The country’s business secretary, Vince Cable (yes, another Liberal Democrat), is backing a new graduate tax linked to earnings to support Britain’s hard-pressed universities. But it doesn’t stop there. When asked recently what he would consider success, Cable responded: “a tax system that means people at the bottom end of the scale pay less and at the top end of the scale pay more.” Britain already has a progressive tax system, but it isn’t enough for Cable, as success for him is to have overseen a massive redistribution of wealth.
Aside from banging on about taxes, the business secretary has spent a great deal of time lambasting the country’s business leaders and bankers, accusing them of being “spivs and gamblers” in the “murky world of capitalism.” Yes, you read that right. This is Britain’s business secretary speaking.

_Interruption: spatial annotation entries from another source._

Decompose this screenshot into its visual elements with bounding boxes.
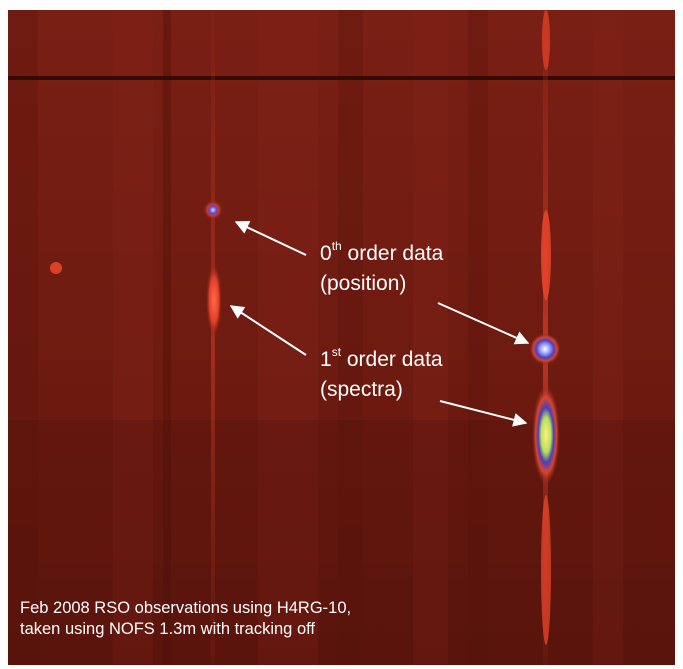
annotation-arrows [229, 221, 530, 427]
left-first-order-spectrum [206, 262, 222, 338]
label-first-order-text: order data [341, 348, 443, 371]
right-zeroth-order-source [529, 333, 561, 365]
label-zeroth-order-superscript: th [331, 239, 342, 253]
caption-line-1: Feb 2008 RSO observations using H4RG-10, [20, 599, 352, 617]
right-top-streak [542, 10, 550, 70]
lower-shade [8, 420, 675, 665]
arrow-zeroth-right [437, 302, 530, 345]
label-zeroth-order-text: order data [341, 242, 444, 265]
detector-image: 0th order data (position) 1st order data… [8, 10, 675, 665]
right-first-order-spectrum [532, 385, 560, 485]
label-zeroth-order: 0th order data [320, 239, 444, 266]
label-first-order-detail: (spectra) [320, 378, 403, 401]
left-zeroth-order-source [203, 200, 223, 220]
caption-line-2: taken using NOFS 1.3m with tracking off [20, 620, 315, 638]
horizontal-artifact-line [8, 76, 675, 80]
background [8, 10, 675, 665]
label-first-order: 1st order data [320, 345, 443, 372]
right-lower-streak [541, 495, 551, 645]
arrow-zeroth-left [234, 221, 307, 256]
column-bands [8, 10, 623, 665]
arrow-first-left [229, 305, 307, 356]
right-upper-streak [541, 210, 551, 300]
label-first-order-superscript: st [331, 345, 342, 359]
faint-source-dot [50, 262, 62, 274]
label-first-order-number: 1 [320, 348, 332, 371]
label-zeroth-order-number: 0 [320, 242, 332, 265]
label-zeroth-order-detail: (position) [320, 272, 407, 295]
detector-image-graphic [8, 10, 675, 665]
arrow-first-right [439, 400, 528, 427]
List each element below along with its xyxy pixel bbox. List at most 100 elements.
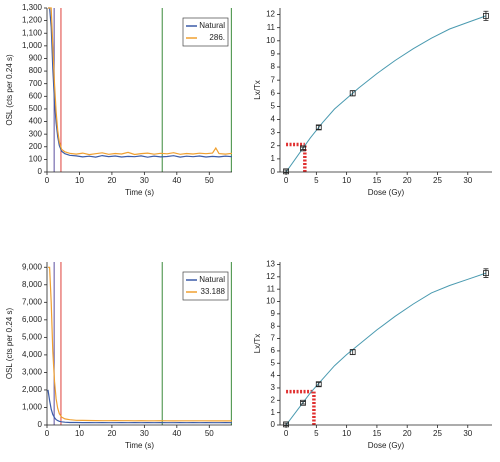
y-tick-label: 7	[271, 334, 276, 343]
legend-label: Natural	[199, 21, 225, 30]
data-point	[315, 381, 322, 388]
y-tick-label: 13	[266, 260, 275, 269]
x-tick-label: 25	[433, 176, 442, 185]
y-tick-label: 4	[271, 371, 276, 380]
data-point	[483, 270, 489, 277]
x-tick-label: 0	[284, 176, 289, 185]
decay-curve	[48, 266, 232, 422]
x-tick-label: 30	[463, 176, 472, 185]
plot-area	[285, 272, 487, 425]
data-point	[483, 12, 489, 19]
y-tick-label: 7	[271, 75, 276, 84]
x-tick-label: 10	[75, 429, 84, 438]
y-tick-label: 2	[271, 141, 276, 150]
x-axis-title: Time (s)	[125, 188, 154, 197]
x-axis-title: Dose (Gy)	[368, 441, 405, 450]
y-tick-label: 1	[271, 408, 276, 417]
x-axis-title: Dose (Gy)	[368, 188, 405, 197]
x-tick-label: 5	[314, 176, 319, 185]
x-axis-title: Time (s)	[125, 441, 154, 450]
y-tick-label: 1,300	[22, 3, 43, 12]
y-tick-label: 200	[29, 142, 43, 151]
y-tick-label: 4,000	[22, 350, 43, 359]
error-bar	[300, 401, 306, 405]
plot-area	[285, 15, 487, 172]
x-tick-label: 5	[314, 429, 319, 438]
y-tick-label: 1,200	[22, 16, 43, 25]
x-tick-label: 10	[342, 176, 351, 185]
y-tick-label: 2	[271, 395, 276, 404]
y-tick-label: 11	[267, 23, 276, 32]
y-tick-label: 500	[29, 104, 43, 113]
x-tick-label: 30	[463, 429, 472, 438]
x-tick-label: 50	[205, 176, 214, 185]
data-point	[283, 421, 289, 428]
x-tick-label: 30	[140, 429, 149, 438]
chart-panel: 0 1,000 2,000 3,000 4,000 5,000 6,000 7,000 8,00…	[5, 262, 232, 450]
data-point	[283, 168, 289, 175]
y-tick-label: 6	[271, 346, 276, 355]
y-tick-label: 2,000	[22, 385, 43, 394]
x-tick-label: 0	[284, 429, 289, 438]
y-tick-label: 100	[29, 154, 43, 163]
decay-curve	[48, 7, 232, 158]
y-tick-label: 0	[271, 167, 276, 176]
x-tick-label: 10	[342, 429, 351, 438]
y-tick-label: 9,000	[22, 262, 43, 271]
y-tick-label: 400	[29, 117, 43, 126]
plot-area	[47, 262, 232, 425]
y-tick-label: 10	[266, 297, 275, 306]
x-tick-label: 15	[372, 176, 381, 185]
y-tick-label: 7,000	[22, 297, 43, 306]
y-tick-label: 9	[271, 49, 276, 58]
y-tick-label: 0	[271, 420, 276, 429]
x-tick-label: 15	[372, 429, 381, 438]
x-tick-label: 25	[433, 429, 442, 438]
y-tick-label: 12	[266, 272, 275, 281]
data-point	[300, 145, 306, 152]
data-point	[300, 399, 306, 406]
y-tick-label: 1,000	[22, 403, 43, 412]
legend-label: Natural	[199, 275, 225, 284]
y-tick-label: 700	[29, 79, 43, 88]
y-tick-label: 5	[271, 102, 276, 111]
legend-box	[182, 271, 229, 301]
data-point	[349, 90, 356, 97]
y-tick-label: 5,000	[22, 332, 43, 341]
error-bar	[300, 146, 306, 151]
y-axis-title: Lx/Tx	[253, 80, 262, 100]
decay-curve	[48, 7, 232, 156]
x-tick-label: 40	[172, 176, 181, 185]
error-bar	[283, 422, 289, 427]
error-bar	[283, 169, 289, 174]
error-bar	[483, 268, 489, 278]
y-tick-label: 1,000	[22, 41, 43, 50]
fit-curve	[285, 272, 487, 425]
y-tick-label: 6	[271, 88, 276, 97]
x-tick-label: 20	[403, 176, 412, 185]
error-bar	[316, 125, 322, 130]
y-axis-title: OSL (cts per 0.24 s)	[5, 54, 14, 126]
chart-panel: 01002003004005006007008009001,0001,1001,…	[5, 3, 232, 197]
y-tick-label: 6,000	[22, 315, 43, 324]
y-tick-label: 12	[266, 10, 275, 19]
y-tick-label: 0	[38, 420, 43, 429]
y-tick-label: 8	[271, 62, 276, 71]
legend-label: 33.188	[201, 287, 226, 296]
y-tick-label: 3	[271, 383, 276, 392]
decay-curve	[47, 389, 232, 424]
y-tick-label: 900	[29, 54, 43, 63]
error-bar	[483, 10, 489, 21]
x-tick-label: 50	[205, 429, 214, 438]
error-bar	[316, 381, 322, 387]
y-axis-title: Lx/Tx	[253, 334, 262, 354]
y-tick-label: 10	[266, 36, 275, 45]
y-tick-label: 3	[271, 128, 276, 137]
y-tick-label: 0	[38, 167, 43, 176]
legend-label: 286.	[209, 33, 225, 42]
x-tick-label: 0	[45, 429, 50, 438]
x-tick-label: 20	[107, 429, 116, 438]
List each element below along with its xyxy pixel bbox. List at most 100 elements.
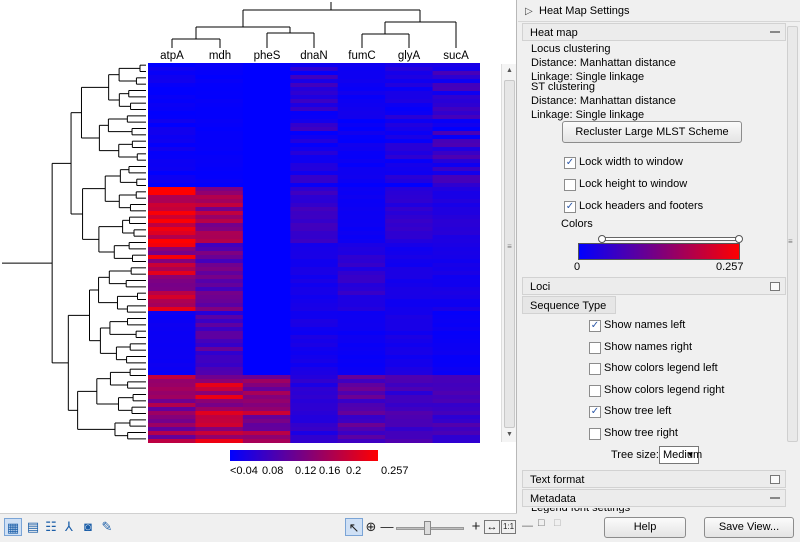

Middle Britain has also had to endure a hike in the capital gains tax and lecture after lecture from Clegg and Liberal Democrats (and, amazingly, one or two Conservatives) about social mobility and how middle-class kids should be streamed away from good public schools by the use of quotas.
Where are the Liberal Democrats’ government partners on all of this? Recently, Conservative leaders have been rather silent. Clegg and his party now boast that they have helped to release the “inner liberal in the Conservatives.” But not when it comes to Conservative Party activists, who are becoming increasingly restless.
So Senator DeMint, do you still think President Obama is to the “left of Europe”?
Jamie Dettmer is a former political writer for The Times and The Sunday Telegraph. He blogs at www.jamiedettmer.com.